Consumer sentiment climbs as gas prices ease. The University of Michigan consumer sentiment survey hit 54.4 this month, well above June’s 49.5 reading and the highest posting since February. The improvement in sentiment was mainly driven by falling gas prices as the average US gallon of gas was $3.86 between June 23rd and July 13th, compared to $4.49 in May, according to AAA. Despite this, gas prices have recently increased as tensions in the Middle East have re-escalated and the Strait of Hormuz has largely closed to vessel traffic. Joanne Hsu, director of the Michigan survey states that these positive consumer sentiment results “may prove difficult to sustain if recent declines in gas prices continue to reverse course.”

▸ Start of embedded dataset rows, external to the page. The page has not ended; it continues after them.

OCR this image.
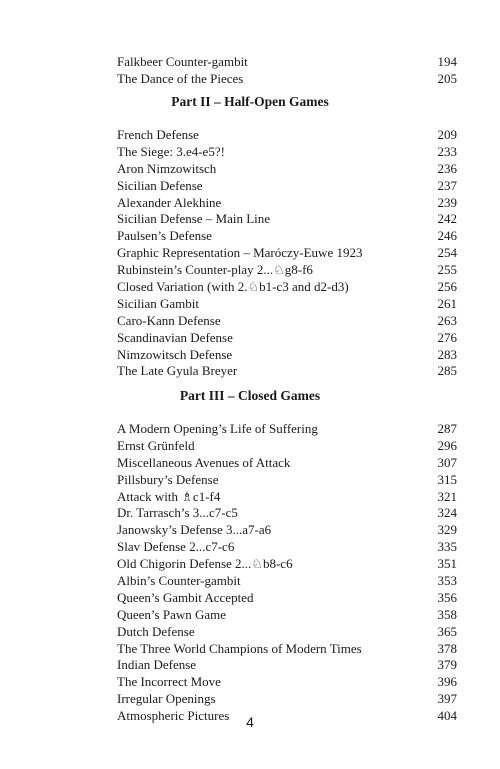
Falkbeer Counter-gambit	194
The Dance of the Pieces	205
Part II – Half-Open Games
French Defense	209
The Siege: 3.e4-e5?!	233
Aron Nimzowitsch	236
Sicilian Defense	237
Alexander Alekhine	239
Sicilian Defense – Main Line	242
Paulsen’s Defense	246
Graphic Representation – Maróczy-Euwe 1923	254
Rubinstein’s Counter-play 2...♘g8-f6	255
Closed Variation (with 2.♘b1-c3 and d2-d3)	256
Sicilian Gambit	261
Caro-Kann Defense	263
Scandinavian Defense	276
Nimzowitsch Defense	283
The Late Gyula Breyer	285
Part III – Closed Games
A Modern Opening’s Life of Suffering	287
Ernst Grünfeld	296
Miscellaneous Avenues of Attack	307
Pillsbury’s Defense	315
Attack with ♗c1-f4	321
Dr. Tarrasch’s 3...c7-c5	324
Janowsky’s Defense 3...a7-a6	329
Slav Defense 2...c7-c6	335
Old Chigorin Defense 2...♘b8-c6	351
Albin’s Counter-gambit	353
Queen’s Gambit Accepted	356
Queen’s Pawn Game	358
Dutch Defense	365
The Three World Champions of Modern Times	378
Indian Defense	379
The Incorrect Move	396
Irregular Openings	397
Atmospheric Pictures	404
4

June import prices climb unexpectedly. Import prices rose 0.3% in June, well above expectations of a 0.7% decline but below May’s downwardly revised 1.7% increase. The annualized rate jumped to 7.1%, the largest increase since August 2022. The gain was driven by higher costs for capital and consumer goods and industrial materials, which more than offset falling energy prices. Prices for goods from China jumped 0.9%, the biggest monthly move since 2008 and a likely sign of tariff pass-through. Today’s report follows energy-led cooling in this week’s CPI and PPI data, adding uncertainty to the broader inflation outlook.